Though her paintings are largely populated by black and brown figures, Njideka Akunyili Crosby also regularly includes her husband—a white Texan—in her scenes. In I Still Face You (2015), he sits at a table with the artist's family. Inspired by the couple's first trip to Nigeria, the artist also features in the image. Significant cultural icons are frequently incorporated into the artist's works, emphasising the ways in which such images shape the foundations of even the most everyday experiences. In Ike ya (2016)—an intimate portrait of the artist and her husband in their home—the portraits of political figures and pop stars fill their shadows with culturally specific references.
Akunyili Crosby is the regular recipient of highly prestigious awards, including a MacArthur Foundation Fellowship (2017). Her work has been presented in major group exhibitions, including the 58th Venice Biennale; Radical Revisionists: Contemporary African Artists Confronting Past and Present at Moody Centre for the Arts, Houston (2020); and The Power Of My Hands, Musée d'Art Moderne de Paris (2020).

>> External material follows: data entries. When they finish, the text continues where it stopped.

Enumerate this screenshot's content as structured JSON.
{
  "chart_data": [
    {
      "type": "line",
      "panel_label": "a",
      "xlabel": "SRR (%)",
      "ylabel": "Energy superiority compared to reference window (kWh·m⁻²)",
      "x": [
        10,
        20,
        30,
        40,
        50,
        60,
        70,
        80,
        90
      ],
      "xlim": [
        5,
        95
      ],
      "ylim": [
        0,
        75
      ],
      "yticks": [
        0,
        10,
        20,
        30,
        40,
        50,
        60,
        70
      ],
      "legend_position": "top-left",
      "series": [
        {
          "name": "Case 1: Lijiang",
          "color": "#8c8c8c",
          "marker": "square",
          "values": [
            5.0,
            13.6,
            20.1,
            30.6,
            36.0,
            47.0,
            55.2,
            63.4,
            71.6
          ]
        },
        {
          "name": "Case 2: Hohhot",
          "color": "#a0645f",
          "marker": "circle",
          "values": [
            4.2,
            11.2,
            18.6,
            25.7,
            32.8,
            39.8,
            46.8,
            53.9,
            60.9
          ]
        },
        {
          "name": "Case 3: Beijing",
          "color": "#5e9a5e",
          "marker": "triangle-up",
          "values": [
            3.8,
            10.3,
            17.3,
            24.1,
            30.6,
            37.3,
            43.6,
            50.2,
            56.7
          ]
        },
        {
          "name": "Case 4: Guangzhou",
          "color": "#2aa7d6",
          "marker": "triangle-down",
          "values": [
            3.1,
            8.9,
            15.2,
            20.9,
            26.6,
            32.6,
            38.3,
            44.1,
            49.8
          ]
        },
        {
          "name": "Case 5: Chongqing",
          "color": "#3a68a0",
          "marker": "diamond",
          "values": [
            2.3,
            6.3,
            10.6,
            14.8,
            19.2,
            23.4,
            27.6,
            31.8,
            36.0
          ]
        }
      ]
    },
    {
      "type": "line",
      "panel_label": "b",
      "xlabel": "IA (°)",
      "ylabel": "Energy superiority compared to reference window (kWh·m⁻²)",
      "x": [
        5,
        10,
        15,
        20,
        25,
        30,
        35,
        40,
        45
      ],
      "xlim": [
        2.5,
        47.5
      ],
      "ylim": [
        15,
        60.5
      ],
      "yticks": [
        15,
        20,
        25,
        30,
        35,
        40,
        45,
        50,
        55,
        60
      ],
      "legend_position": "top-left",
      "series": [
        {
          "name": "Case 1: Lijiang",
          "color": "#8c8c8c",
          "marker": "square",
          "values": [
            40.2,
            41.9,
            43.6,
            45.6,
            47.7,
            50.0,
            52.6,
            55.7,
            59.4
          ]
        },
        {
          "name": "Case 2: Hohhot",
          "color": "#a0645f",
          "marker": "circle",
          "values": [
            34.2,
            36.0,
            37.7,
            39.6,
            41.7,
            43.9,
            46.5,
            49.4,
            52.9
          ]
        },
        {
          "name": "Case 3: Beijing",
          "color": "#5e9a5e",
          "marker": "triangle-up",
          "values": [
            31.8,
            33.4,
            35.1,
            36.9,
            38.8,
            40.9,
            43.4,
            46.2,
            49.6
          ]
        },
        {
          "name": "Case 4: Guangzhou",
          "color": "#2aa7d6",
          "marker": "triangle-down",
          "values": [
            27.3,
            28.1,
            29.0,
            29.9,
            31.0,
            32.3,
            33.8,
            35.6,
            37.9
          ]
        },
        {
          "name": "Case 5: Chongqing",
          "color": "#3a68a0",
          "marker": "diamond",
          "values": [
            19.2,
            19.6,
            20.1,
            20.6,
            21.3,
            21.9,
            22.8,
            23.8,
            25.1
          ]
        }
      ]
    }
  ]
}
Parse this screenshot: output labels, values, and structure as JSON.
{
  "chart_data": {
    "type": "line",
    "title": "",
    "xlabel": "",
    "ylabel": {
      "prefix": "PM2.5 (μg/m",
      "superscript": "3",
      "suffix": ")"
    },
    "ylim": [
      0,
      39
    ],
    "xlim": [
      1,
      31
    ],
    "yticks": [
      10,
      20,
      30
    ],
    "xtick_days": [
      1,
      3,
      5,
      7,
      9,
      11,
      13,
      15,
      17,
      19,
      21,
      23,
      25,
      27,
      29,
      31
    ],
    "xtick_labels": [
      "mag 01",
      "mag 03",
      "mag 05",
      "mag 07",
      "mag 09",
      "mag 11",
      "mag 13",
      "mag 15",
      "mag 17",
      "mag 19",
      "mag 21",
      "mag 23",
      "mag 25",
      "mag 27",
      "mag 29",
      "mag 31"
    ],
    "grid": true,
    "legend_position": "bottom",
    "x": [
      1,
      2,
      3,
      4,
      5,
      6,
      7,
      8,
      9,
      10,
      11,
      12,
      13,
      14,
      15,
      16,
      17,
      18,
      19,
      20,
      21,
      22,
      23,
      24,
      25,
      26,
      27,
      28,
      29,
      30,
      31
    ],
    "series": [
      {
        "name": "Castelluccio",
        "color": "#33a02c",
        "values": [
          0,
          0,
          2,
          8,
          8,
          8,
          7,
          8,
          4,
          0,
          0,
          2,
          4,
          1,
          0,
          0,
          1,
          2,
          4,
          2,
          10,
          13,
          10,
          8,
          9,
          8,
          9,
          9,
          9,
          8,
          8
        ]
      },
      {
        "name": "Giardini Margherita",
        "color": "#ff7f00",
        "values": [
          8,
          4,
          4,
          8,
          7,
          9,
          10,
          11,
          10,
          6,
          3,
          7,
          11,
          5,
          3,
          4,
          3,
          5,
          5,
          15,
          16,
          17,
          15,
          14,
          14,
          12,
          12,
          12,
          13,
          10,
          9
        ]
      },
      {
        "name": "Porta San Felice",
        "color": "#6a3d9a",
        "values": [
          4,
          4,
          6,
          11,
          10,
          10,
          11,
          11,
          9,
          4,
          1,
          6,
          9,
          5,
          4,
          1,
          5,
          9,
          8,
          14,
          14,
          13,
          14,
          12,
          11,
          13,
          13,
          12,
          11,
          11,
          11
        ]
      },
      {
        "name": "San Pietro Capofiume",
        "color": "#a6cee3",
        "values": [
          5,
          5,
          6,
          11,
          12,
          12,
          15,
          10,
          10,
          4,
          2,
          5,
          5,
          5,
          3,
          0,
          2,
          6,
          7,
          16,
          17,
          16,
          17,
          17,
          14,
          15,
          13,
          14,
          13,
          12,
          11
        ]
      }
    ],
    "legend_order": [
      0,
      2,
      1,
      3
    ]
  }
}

Influential institutions have mounted solo exhibitions of Crosby's work, such as Njideka Akunyili Crosby, curated by Hilton Als, Yale Centre for British Art, New Haven (2020); Interiorities, Haus der Kunst, Munich (2020); Njideka Akunyili Crosby: The Beautyful Ones, National Portrait Gallery, London (2018); FOCUS: Njideka Akunyili Crosby | Counterparts, at The Modern Art Museum of Fort Worth, Texas (2018); Predecessors, Contemporary Arts Center, Cincinnati (2018); I Refuse to be Invisible at Norton Museum of Art, West Palm Beach, Florida (2016); and Hammer Projects: Njideka Akunyili Crosby, Hammer Museum, Los Angeles (2015). She lives and works in Los Angeles.